Well if it was a one chance oportunity id do it. Can you ask if you can do it another time? if not then i would probably do it just for the experience, but still leave some time for my dad. As an eventer i would try to get as much cross country schooling as i can


----------



## livelovedobbin (Feb 10, 2010)

We may be able to go another time, we generally go to diffrent places instead of jst one place. This farm is wide open but aloso has woods and nice banks and it's so tempting to go. I will have to ask if we can make a trip up in the future.


----------



## eventerdrew (Mar 13, 2009)

Do it.

I went out on XC with plenty of horses I had never ridden before.
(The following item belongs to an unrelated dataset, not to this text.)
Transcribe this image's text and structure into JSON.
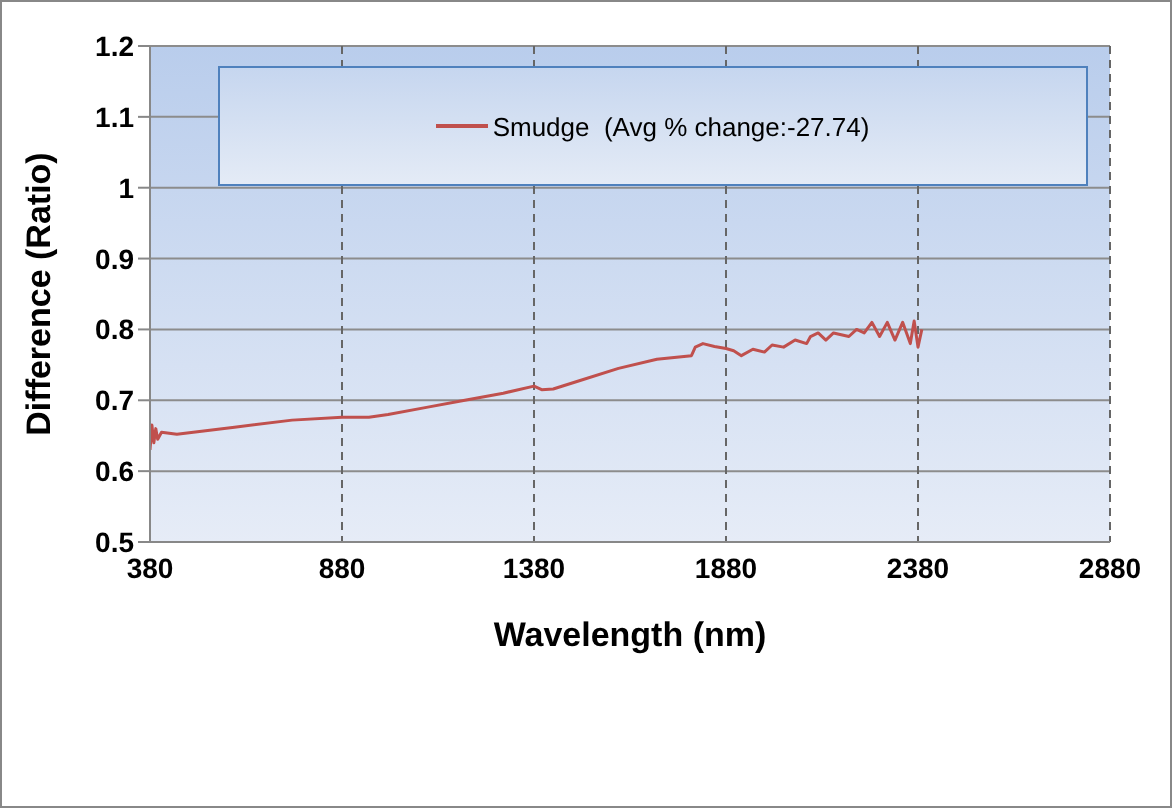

All you have to do is get a nice warmup and your trainer will know you haven't been on this horse before, so take it slow.

Go over some small jumps to begin with, then work your way up.

It's a fun learning experience!


----------



## kathryn (Jan 16, 2009)

It sounds fun, and if its during the day you can do something for your dad at night so he knows you didn't forget about him. I'd do it haha


----------



## Allison Finch (Oct 21, 2009)

Do it, if you can. Riding unfamiliar horses is great practice. Heck, you may turn into a catch rider!

Tell your dad that your birthday present to him is the opportunity to watch you do something that makes you SO HAPPY!


----------